Advancing Sexual and Reproductive Health and Rights
 
International Perspectives on Sexual and Reproductive Health
Volume 36, Number 3, September 2010

IN THIS ISSUE

Family planning methods are almost universally known in Cambodia, and most women regard them as affordable and available. Nevertheless, only one in four married women were using a method in 2005, and a comparable proportion said they wanted to delay or stop childbearing but were not using a method. With a representative sample of more than 700 married rural women who wanted to delay or prevent future pregnancies, Ghazaleh Samandari and colleagues explored the possibility that social factors play a role in keeping contraceptive use low [see article]. Overall, 43% of the women were using a modern method. In multivariate analyses of the total sample, women were more likely to use a modern method if they believed their husband thought it was a good idea, and less likely to do so if they were nervous about discussing it with him. In general, these findings held for both women who had 0–2 children (low-parity) and those who had three or more (high parity). The odds of contraceptive use were decreased for all women and high-parity women whose husband made the final decision about use, and elevated among low-parity women who thought that most of their peers practiced contraception. In all three groups, use was lower among women who believed they should follow the dictates of village elders who said they should not practice contraception. The authors recommend that family programs focus on increasing men's approval of contraception, improving partner communication on family planning and bolstering women's confidence in their reproductive decision making.

Despite efforts to curtail the early marriage of girls and young women in India, nearly half of women in their early 20s still report having married before they were 18, and little is known about how their marital and reproductive health outcomes differ from those who married later. K.G. Santhya and colleagues use data on women aged 20–24 from a large-scale survey conducted in urban and rural areas of five states where early marriage is widespread to shed light on this question [see article]. Young women who had married at age 18 or older were more likely than those who had married earlier to have been involved in planning their marriage, to reject wife beating, to have used contraceptives to delay their first pregnancy and to have had their first birth in a health facility. Compared with women who had married early, they were less likely to have experienced physical or sexual violence in their marriage or to have had a miscarriage or a stillbirth.

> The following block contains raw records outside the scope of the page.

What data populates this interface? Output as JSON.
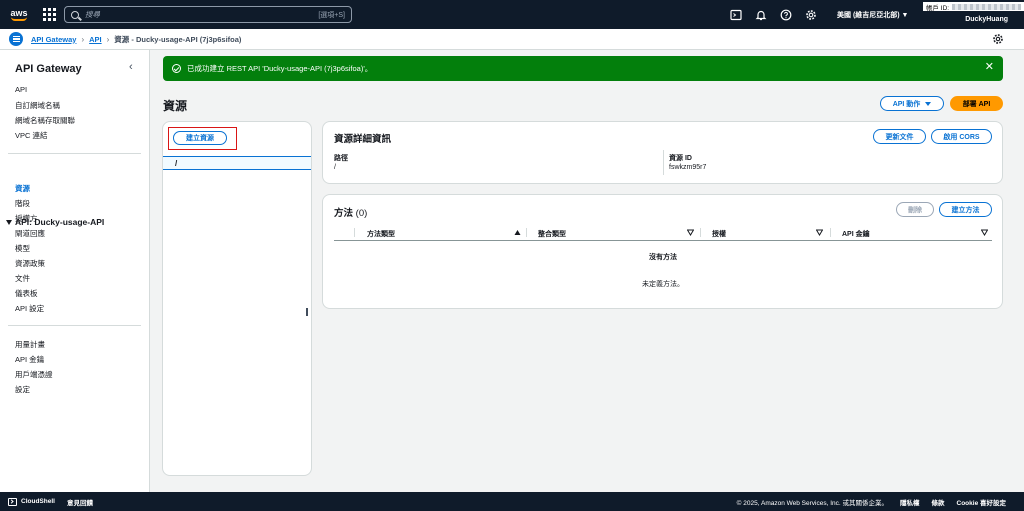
{
  "topnav": {
    "logo": "aws",
    "search_placeholder": "搜尋",
    "search_shortcut": "[選項+S]",
    "region": "美國 (維吉尼亞北部) ▼",
    "account_label": "帳戶 ID:",
    "username": "DuckyHuang"
  },
  "breadcrumbs": {
    "item1": "API Gateway",
    "item2": "API",
    "item3": "資源 - Ducky-usage-API (7j3p6sifoa)"
  },
  "sidebar": {
    "title": "API Gateway",
    "top_items": [
      "API",
      "自訂網域名稱",
      "網域名稱存取關聯",
      "VPC 連結"
    ],
    "api_section": "API: Ducky-usage-API",
    "api_items": [
      "資源",
      "階段",
      "授權方",
      "閘道回應",
      "模型",
      "資源政策",
      "文件",
      "儀表板",
      "API 設定"
    ],
    "bottom_items": [
      "用量計畫",
      "API 金鑰",
      "用戶端憑證",
      "設定"
    ]
  },
  "flash": {
    "message": "已成功建立 REST API 'Ducky-usage-API (7j3p6sifoa)'。"
  },
  "main": {
    "title": "資源",
    "api_actions": "API 動作",
    "deploy": "部署 API",
    "create_resource": "建立資源",
    "root_path": "/"
  },
  "details": {
    "title": "資源詳細資訊",
    "update_docs": "更新文件",
    "enable_cors": "啟用 CORS",
    "path_label": "路徑",
    "path_value": "/",
    "id_label": "資源 ID",
    "id_value": "fswkzm95r7"
  },
  "methods": {
    "title": "方法",
    "count": "(0)",
    "delete": "刪除",
    "create": "建立方法",
    "columns": [
      "方法類型",
      "整合類型",
      "授權",
      "API 金鑰"
    ],
    "empty_title": "沒有方法",
    "empty_desc": "未定義方法。"
  },
  "footer": {
    "cloudshell": "CloudShell",
    "feedback": "意見回饋",
    "copyright": "© 2025, Amazon Web Services, Inc. 或其關係企業。",
    "privacy": "隱私權",
    "terms": "條款",
    "cookie": "Cookie 喜好設定"
  },
  "colors": {
    "nav_bg": "#0f1b2a",
    "link": "#0972d3",
    "success": "#037f0c",
    "primary": "#ff9900"
  }
}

According to the authors, their findings underscore the need to build support within families for delaying marriage, to enforce existing laws barring early marriage and to build support for young women who wish to delay marriage.

In settings where recourse to unsafe abortion is widespread, the physical, social and economic burden of abortion morbidity to women is largely unmeasured. Laura Nyblade and colleagues conducted a population-based study in Madhya Pradesh, one of India's poorest states, to capture the level of morbidity through two measures—one based on women's reports of severity of complications and the other based on self-reported days of bed rest, a proxy for the degree of disruption of everyday life [see article]. The symptoms measure recorded morbidity in 58% of abortion attempts in rural areas and 46% in urban areas; the comparable proportions for the bed-rest measure were 38% and 29%, respectively. According to both measures, the proportion of attempts resulting in severe morbidity were higher in rural than in urban areas. The authors note that their findings demonstrate not only the high level of abortion-related morbidity in Madhya Pradesh, but the value of measuring morbidity in ways that capture both clinically observable symptoms and the effects of morbidity on women's lives.

The female condom is underused among female sex workers in Central America as a means of protection against HIV infection. To help program managers develop strategies for promoting the device, Natasha Mack and colleagues conducted structured interviews and two rounds of focus groups among sex workers in El Salvador and Nicaragua, as well as direct observations of health educators who worked with the women [see article]. Many of the sex workers initially found the device difficult to use, and needed to practice insertion and removal up to 10 times by themselves before feeling comfortable enough to use it with a partner. They preferred that the condoms be made available in places where obtaining them would not carry stigma, such as pharmacies, clinics and places of employment (bars or hotels, for example), and that program staff educate providers in these venues and other distribution points about the condoms. The authors note that programs also need to engage in long-range planning to address the inconsistent availability of female condoms for distribution.

Also in This Issue

In a Viewpoint, James Shelton challenges public health programs and nongovernmental organizations to acknowledge the potential of masturbation to help reduce the spread of AIDS around the world [see article]. By talking openly with clients about achieving sexual satisfaction through masturbation, he argues, reproductive health care providers can give them another means of avoiding risky sexual situations in which they might transmit or be infected by HIV.